Apparently NAVOCEANO is in a typical situation regarding Open Source. The bosses know their techies are running Linux and other Open Source software here and there, but not exactly where or for what. John says that when they first started talking about doing this study, they knew for sure that “three out of nine divisions were already using Linux in mission-critical apps,” but beyond that they weren’t sure. And obviously, if there’s a Windows solution running over here that costs licensing money and takes up lots of sysadmin time, and a Linux solution running over there that costs zero dollars in licenses and takes little or no sysdamin time to maintain, and the two systems are performing similar functions, the Windows solution should be tossed in favor of the Linux solution.

Then, with those figures in hand, John says, the trick is “going to the top of the command structure.” In the case of NAVOCEANO, he’s already there. The contract for the study was signed not by some back room techies or a purchasing functionary sitting at a metal desk, but by Rear Admiral Thomas Q. Donaldson V, NAVOCEANO’s boss commander, in a public ceremony.

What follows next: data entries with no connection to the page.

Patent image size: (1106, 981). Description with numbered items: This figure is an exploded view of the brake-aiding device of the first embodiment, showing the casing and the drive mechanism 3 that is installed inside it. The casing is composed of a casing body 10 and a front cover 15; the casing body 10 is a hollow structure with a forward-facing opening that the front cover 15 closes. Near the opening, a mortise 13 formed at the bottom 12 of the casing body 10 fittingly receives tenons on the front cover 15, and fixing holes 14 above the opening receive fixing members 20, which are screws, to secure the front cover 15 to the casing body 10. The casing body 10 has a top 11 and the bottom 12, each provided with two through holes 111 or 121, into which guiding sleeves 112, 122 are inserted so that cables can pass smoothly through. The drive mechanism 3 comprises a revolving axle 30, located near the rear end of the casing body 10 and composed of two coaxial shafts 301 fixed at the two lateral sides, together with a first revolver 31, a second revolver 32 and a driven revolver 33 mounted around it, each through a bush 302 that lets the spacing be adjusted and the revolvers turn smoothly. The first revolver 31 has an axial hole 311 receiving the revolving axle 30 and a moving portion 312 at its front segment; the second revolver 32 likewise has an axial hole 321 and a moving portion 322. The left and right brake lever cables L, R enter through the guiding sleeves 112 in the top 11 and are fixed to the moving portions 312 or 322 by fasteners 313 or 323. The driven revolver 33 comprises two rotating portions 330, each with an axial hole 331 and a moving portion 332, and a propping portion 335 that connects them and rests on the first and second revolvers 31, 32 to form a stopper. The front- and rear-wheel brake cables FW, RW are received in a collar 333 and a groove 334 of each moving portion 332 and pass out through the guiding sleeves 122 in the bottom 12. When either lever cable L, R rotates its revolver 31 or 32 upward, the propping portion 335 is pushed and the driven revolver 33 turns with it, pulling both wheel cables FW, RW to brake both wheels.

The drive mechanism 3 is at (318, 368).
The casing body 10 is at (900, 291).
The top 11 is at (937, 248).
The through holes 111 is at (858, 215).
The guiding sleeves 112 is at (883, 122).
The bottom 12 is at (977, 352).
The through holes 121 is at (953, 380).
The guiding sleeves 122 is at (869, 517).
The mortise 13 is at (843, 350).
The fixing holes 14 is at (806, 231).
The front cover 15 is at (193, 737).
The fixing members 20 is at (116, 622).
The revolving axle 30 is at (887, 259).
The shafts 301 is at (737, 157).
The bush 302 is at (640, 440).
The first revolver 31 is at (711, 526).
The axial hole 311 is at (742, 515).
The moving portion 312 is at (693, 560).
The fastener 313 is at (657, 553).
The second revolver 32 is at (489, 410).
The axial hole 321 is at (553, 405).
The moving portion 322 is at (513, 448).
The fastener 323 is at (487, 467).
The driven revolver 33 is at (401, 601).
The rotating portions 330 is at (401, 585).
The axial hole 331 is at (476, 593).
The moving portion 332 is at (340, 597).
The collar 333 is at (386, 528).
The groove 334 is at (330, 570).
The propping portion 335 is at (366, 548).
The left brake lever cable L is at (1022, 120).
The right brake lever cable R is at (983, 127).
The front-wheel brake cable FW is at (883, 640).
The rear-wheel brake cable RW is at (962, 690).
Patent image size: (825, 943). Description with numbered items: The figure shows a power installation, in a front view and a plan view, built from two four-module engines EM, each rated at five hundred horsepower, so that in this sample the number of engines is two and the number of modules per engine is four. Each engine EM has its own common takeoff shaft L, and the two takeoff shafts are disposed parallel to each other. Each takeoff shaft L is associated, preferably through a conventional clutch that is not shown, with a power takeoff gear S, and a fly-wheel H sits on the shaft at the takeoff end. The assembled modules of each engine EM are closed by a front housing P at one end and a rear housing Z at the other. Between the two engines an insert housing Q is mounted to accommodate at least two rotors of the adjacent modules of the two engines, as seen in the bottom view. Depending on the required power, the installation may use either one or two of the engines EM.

Note that Linux and Open Source use within NAVOCEANO started with the techies, as usual. But now it’s not secret or hidden. John is in the front door, at the top, getting official recognition and support for Open Source in a 1,000-person military facility, and hopes that once this study is complete, OSSI can move on and do the same thing in other agencies, both military and civilian.

This is the next stage in Open Source advocacy, the one where a DoD chief sysadmin goes to the installation commander and talks about Linux, and instead of saying, “What’s a Linux?” or “We can’t use Linux, that’s an upstart hacker operating system, not all-American like Windows,” the commander recalls hearing how an old Annapolis or West Point classmate got a promotion by saving blah-blah millions in his command and getting “outstanding” marks on a readiness test because he bought into Linux and Open Source, and tells the sysadmin, “I’ve been hearing a lot about Linux. Map out a plan showing how we can use it in more of our mission-critical areas.”

Once a few get the Open Source message, others will get it and pass it on — in the military, in the civilian agencies, and within the political power structure that sits on top of the entire government and controls the money. John believes this progression is inevitable, and all he’s really doing is helping it to happen a little faster. “The genie’s out of the bottle,” he says. “Our job now is to put the message in the right hands and help fan flames.”